‘A potent, vaporous fever dream; a meditation on truth, lies, illusion and time’ – NEW YORK TIMES
‘Herzog’s writing bristles with the same eerie and uncompromising energy as his films. His jungle pulses with hallucinatory life’ – Sam Byers, Guardian
In his first novel, the great filmmaker, Werner Herzog, tells the incredible story of a Japanese soldier who defended a small island for twenty-nine years after the end of World War II.
Hold the island until the Imperial army’s return. You are to defend its territory by guerrilla tactics, at all costs… There is only one rule: you are forbidden to die by your own hand. In the event of your capture by the enemy, you are to give them all the misleading information you can.
In 1944, on Lubang Island in the Philippines, with Japanese troops about to withdraw, Lieutenant Hiroo Onoda was given orders by his superior officer. So began Onoda’s long campaign, during which he became fluent in the hidden language of the jungle.

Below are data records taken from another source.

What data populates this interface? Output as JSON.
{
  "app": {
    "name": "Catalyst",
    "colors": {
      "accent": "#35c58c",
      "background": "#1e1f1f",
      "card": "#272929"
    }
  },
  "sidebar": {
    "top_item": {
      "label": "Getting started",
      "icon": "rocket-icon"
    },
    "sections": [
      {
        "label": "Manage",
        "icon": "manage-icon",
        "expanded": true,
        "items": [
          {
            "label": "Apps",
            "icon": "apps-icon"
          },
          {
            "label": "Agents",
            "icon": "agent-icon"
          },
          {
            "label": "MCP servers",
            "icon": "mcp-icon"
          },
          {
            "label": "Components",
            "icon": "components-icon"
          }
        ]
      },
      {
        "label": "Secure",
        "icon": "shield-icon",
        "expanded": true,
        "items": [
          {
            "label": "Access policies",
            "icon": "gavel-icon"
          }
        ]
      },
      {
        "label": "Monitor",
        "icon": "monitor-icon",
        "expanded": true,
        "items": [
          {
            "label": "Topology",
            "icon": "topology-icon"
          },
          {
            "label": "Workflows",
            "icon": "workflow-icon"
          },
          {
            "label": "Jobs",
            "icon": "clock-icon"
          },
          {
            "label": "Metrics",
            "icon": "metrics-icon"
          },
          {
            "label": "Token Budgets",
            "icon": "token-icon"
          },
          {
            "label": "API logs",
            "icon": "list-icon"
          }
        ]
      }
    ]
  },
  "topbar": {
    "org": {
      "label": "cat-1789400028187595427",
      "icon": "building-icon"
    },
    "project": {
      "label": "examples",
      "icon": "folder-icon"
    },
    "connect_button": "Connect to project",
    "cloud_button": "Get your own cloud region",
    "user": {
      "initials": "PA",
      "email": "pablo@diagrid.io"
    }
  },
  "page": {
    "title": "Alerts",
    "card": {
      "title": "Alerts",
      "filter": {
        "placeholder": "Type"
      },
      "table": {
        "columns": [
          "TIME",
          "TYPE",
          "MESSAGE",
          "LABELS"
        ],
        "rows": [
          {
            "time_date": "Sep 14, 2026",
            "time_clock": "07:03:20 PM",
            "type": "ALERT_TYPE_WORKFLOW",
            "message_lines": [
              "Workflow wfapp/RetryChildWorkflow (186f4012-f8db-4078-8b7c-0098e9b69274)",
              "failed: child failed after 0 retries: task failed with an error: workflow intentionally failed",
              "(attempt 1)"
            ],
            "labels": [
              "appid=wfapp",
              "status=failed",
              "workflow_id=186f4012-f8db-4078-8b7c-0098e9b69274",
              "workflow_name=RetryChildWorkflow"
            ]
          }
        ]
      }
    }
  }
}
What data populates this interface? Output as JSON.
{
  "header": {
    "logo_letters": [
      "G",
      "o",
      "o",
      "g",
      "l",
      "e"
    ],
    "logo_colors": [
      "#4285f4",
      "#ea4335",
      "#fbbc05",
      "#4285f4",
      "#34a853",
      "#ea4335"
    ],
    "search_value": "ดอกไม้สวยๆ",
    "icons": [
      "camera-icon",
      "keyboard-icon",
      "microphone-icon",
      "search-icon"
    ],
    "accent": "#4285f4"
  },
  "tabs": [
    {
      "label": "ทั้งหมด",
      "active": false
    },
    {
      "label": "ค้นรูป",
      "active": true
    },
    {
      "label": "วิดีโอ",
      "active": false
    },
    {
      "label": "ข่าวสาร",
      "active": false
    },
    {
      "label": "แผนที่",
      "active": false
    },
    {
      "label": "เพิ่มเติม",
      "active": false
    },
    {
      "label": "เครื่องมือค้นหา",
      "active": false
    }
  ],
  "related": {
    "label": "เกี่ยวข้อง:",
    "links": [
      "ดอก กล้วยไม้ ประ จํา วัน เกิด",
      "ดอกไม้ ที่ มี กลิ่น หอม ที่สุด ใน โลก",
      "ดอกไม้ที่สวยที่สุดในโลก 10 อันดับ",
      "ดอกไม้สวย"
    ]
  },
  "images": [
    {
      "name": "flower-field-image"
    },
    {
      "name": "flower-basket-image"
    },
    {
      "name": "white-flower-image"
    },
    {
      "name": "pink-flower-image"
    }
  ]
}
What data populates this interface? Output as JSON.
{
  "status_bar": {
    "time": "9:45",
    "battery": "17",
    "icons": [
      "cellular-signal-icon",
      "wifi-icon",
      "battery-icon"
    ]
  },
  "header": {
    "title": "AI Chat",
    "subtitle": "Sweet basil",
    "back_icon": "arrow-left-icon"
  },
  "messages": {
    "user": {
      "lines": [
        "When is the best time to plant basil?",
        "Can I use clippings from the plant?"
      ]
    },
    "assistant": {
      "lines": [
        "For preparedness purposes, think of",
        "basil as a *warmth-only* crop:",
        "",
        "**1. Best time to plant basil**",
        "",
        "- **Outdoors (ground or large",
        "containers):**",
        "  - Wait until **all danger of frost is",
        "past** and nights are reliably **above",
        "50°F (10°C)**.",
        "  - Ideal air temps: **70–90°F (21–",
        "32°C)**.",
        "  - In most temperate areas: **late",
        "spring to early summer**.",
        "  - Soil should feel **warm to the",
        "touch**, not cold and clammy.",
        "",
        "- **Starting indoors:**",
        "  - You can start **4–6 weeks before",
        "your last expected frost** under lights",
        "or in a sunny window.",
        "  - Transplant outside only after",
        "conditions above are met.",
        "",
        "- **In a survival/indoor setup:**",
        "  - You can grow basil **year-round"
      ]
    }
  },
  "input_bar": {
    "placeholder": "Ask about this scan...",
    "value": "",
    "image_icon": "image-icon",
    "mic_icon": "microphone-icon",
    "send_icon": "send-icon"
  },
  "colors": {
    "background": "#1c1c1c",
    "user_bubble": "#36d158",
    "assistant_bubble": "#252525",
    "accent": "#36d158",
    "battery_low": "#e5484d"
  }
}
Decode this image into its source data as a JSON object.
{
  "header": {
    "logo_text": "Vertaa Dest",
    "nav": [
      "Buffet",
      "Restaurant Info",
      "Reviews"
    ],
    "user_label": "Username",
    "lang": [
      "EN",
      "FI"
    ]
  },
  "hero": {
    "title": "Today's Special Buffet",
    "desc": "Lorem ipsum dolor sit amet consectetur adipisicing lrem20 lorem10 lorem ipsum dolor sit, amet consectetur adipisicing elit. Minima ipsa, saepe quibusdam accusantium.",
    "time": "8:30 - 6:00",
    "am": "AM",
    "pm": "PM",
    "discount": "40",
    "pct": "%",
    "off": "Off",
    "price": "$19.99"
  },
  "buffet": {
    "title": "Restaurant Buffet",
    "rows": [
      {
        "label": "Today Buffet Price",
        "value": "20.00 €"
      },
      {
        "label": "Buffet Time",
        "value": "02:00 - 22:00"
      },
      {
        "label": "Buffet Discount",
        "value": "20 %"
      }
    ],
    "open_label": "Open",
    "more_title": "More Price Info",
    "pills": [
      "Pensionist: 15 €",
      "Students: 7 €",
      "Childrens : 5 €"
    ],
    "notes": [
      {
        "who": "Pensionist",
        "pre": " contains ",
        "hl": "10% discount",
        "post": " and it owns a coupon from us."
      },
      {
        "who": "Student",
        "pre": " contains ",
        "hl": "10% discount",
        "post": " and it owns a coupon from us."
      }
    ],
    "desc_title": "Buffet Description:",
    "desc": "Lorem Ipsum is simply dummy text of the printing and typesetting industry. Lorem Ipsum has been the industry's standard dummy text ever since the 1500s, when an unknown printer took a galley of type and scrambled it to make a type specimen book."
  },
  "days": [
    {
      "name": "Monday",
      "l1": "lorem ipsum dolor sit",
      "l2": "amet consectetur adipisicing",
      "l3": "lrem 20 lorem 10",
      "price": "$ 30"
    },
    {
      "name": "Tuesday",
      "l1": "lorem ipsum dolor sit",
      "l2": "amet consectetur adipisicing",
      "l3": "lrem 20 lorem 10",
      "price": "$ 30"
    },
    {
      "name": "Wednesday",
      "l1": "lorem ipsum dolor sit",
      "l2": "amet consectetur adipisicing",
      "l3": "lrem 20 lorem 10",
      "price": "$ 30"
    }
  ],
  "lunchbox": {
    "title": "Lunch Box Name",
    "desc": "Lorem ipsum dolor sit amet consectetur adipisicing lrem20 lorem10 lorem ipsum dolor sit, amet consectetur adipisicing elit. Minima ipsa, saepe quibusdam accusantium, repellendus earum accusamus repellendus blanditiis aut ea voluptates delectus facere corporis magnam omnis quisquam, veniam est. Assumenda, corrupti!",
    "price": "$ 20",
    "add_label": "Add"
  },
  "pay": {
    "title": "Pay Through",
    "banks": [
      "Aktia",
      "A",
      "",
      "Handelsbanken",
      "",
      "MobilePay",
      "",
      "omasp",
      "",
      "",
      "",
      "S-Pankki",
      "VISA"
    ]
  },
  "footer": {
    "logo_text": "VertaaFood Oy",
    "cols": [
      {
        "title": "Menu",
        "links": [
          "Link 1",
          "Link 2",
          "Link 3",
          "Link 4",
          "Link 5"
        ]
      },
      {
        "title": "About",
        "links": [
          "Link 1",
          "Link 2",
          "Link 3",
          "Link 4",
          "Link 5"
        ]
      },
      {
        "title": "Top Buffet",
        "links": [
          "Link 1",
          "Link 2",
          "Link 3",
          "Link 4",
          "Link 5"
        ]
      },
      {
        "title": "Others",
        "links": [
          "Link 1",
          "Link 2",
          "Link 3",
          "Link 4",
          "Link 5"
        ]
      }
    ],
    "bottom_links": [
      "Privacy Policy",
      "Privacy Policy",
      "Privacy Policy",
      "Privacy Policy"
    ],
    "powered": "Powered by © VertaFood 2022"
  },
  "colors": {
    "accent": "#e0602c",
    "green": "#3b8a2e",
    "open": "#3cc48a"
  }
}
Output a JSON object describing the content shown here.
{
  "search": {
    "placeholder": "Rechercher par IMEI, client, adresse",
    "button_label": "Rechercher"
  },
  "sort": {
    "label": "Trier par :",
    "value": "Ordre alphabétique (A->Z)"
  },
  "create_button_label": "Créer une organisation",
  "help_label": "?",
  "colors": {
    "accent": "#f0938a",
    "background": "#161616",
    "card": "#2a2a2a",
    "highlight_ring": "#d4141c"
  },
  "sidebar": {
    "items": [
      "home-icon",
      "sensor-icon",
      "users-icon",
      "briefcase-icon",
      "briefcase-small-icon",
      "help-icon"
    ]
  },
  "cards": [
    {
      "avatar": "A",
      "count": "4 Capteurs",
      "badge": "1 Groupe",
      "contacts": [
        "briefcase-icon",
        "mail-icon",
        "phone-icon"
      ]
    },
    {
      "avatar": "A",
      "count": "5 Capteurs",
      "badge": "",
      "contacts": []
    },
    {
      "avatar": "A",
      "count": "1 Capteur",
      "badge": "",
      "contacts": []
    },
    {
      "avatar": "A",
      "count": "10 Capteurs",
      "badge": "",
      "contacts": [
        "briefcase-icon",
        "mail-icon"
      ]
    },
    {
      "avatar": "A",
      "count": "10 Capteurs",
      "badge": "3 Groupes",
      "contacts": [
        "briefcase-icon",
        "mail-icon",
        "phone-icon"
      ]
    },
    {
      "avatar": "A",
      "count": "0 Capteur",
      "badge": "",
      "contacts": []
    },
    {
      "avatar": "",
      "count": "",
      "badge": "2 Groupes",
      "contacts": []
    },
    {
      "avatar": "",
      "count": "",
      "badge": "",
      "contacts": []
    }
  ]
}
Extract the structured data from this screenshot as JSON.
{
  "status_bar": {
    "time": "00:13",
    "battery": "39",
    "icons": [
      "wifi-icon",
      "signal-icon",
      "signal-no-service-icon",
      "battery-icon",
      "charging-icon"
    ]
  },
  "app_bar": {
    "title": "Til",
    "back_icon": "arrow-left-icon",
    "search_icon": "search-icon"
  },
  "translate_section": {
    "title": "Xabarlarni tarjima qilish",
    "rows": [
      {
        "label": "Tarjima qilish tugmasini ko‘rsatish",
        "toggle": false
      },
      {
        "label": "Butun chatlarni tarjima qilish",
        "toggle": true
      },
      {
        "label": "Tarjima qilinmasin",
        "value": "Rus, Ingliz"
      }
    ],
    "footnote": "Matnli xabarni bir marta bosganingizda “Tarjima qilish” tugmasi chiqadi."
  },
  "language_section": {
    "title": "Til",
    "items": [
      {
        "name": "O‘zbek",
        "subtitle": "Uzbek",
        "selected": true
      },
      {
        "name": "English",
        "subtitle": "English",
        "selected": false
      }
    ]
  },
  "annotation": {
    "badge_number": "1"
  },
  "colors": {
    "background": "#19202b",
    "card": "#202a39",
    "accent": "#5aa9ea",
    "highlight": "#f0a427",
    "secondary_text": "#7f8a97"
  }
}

Soon weeks turned into months, months into years, and years into decades – until eventually time itself seemed to melt away. All the while Onoda continued to fight his fictitious war, at once surreal and tragic, at first with other soldiers, and then, finally, alone, a character in a novel of his own making.
The Twilight World immortalizes and imagines Onoda’s years of absurd yet epic struggle in an inimitable, hypnotic fever dream. It is a moving and profound meditation on the purpose and meaning we give our lives.